Description:
About petroleum spills in Washington State:
In 1997, the Washington State Department of Ecology published an historical analysis of oil spills, that assembled the available information on spill type, size and method of occurrence. The Department of Ecology paper summarized oil spills going back to the 1960's, however it was not until the early 1990's that systematic reporting of all spills, regardless of size, took place. Before 1990, only larger spills were systematically reported, which makes a statistical analysis of the older data very problematic.

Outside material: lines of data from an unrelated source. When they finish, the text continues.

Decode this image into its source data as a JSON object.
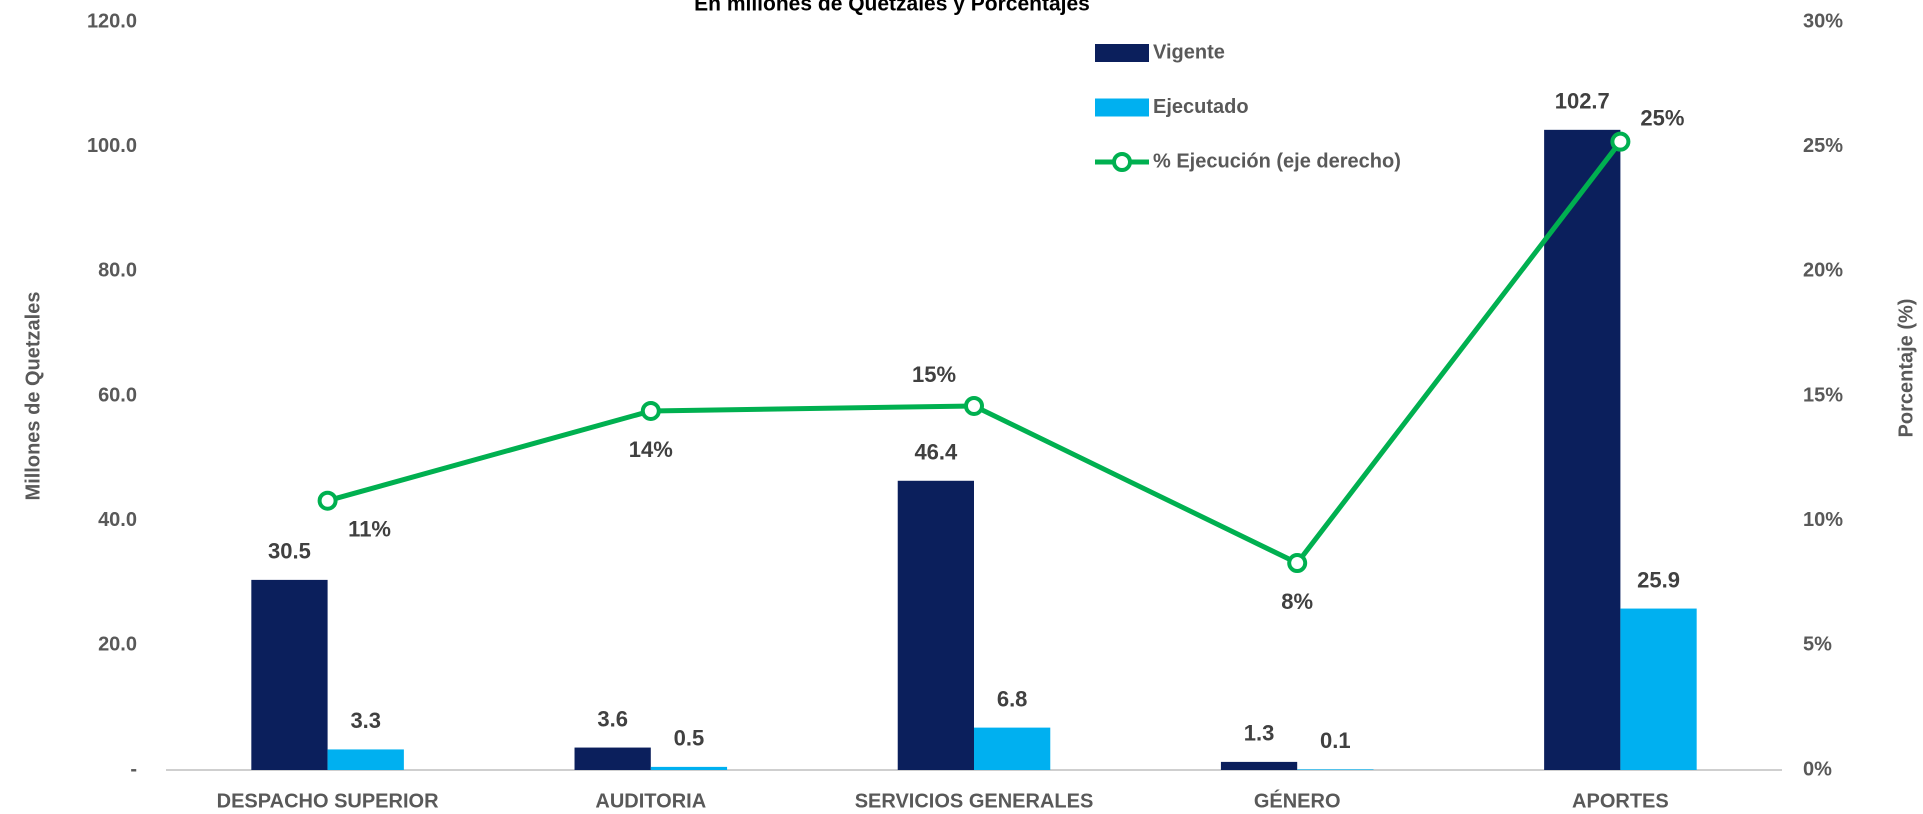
{
  "chart_data": {
    "type": "bar",
    "title": "En millones de Quetzales y Porcentajes",
    "y_label": "Millones de Quetzales",
    "y2_label": "Porcentaje (%)",
    "categories": [
      "DESPACHO SUPERIOR",
      "AUDITORIA",
      "SERVICIOS GENERALES",
      "GÉNERO",
      "APORTES"
    ],
    "series": [
      {
        "name": "Vigente",
        "color": "#0b1f5c",
        "values": [
          30.5,
          3.6,
          46.4,
          1.3,
          102.7
        ]
      },
      {
        "name": "Ejecutado",
        "color": "#00b0f0",
        "values": [
          3.3,
          0.5,
          6.8,
          0.1,
          25.9
        ]
      },
      {
        "name": "% Ejecución (eje derecho)",
        "color": "#00b050",
        "type": "line",
        "axis": "y2",
        "values": [
          10.8,
          14.4,
          14.6,
          8.3,
          25.2
        ],
        "value_labels": [
          "11%",
          "14%",
          "15%",
          "8%",
          "25%"
        ]
      }
    ],
    "ylim": [
      0,
      120
    ],
    "yticks": [
      {
        "value": 0,
        "label": "-"
      },
      {
        "value": 20,
        "label": "20.0"
      },
      {
        "value": 40,
        "label": "40.0"
      },
      {
        "value": 60,
        "label": "60.0"
      },
      {
        "value": 80,
        "label": "80.0"
      },
      {
        "value": 100,
        "label": "100.0"
      },
      {
        "value": 120,
        "label": "120.0"
      }
    ],
    "y2lim": [
      0,
      30
    ],
    "y2ticks": [
      {
        "value": 0,
        "label": "0%"
      },
      {
        "value": 5,
        "label": "5%"
      },
      {
        "value": 10,
        "label": "10%"
      },
      {
        "value": 15,
        "label": "15%"
      },
      {
        "value": 20,
        "label": "20%"
      },
      {
        "value": 25,
        "label": "25%"
      },
      {
        "value": 30,
        "label": "30%"
      }
    ],
    "grid": false,
    "legend": "top"
  }
}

The data include both marine and land-based spills (underground leaking storage tanks are excluded), and include a wide variety of petroleum byproducts such as crude oil, fuel oil, lubricating oils, diesel fuel, jet fuel and gasoline (but no vegetable or animal oils). While all of these petroleum products are serious contaminants, the heavier hydrocarbons (crude oil and fuel oil) are much less volatile and much more persistent, even in high energy coastal environments such as Prince William Sound, Alaska. Heavy hydrocarbons that settle into beach deposits can be excavated by storms, re-contaminating the nearshore environment for decades following the spill.
Because the Washington State petroleum spills in the data set range from 30 gallons to 600,000 gallons, over 4 orders of magnitude, the logarithm of the spill size is calculated, binned and plotted against its frequency. As expected, small spills are the most abundant, whereas large spills are rather infrequent. Many phenomena such as landslides, earthquakes, volcanic eruptions, nuclear accidents, auto wrecks, and wildfires show a similar distribution of sizes; many small events, some medium sized events, and few large events. Size versus frequency for these phenomena often exhibit a power law relationship. If petroleum spills in Washington State follow this same relationship, then the Department of Ecology's compilation under-represents the smallest spills, which should be 2-3 times more frequent. This under-representation is consistent with the historical lack of comprehensive reporting.
Since the period of record is known (5 years, from 1991-1996), the recurrence interval for a spill of a given size can be calculated. Extrapolation to larger sizes using the power law can yield recurrence intervals for these rare events. On New Year's day in 1972, the General M. C. Meigs, a US Navy supply vessel, spilled 2.3 million gallons of heavy fuel oil into the Straights of Juan de Fuca between Washington State and Canada. What is the recurrence interval for an event of this size?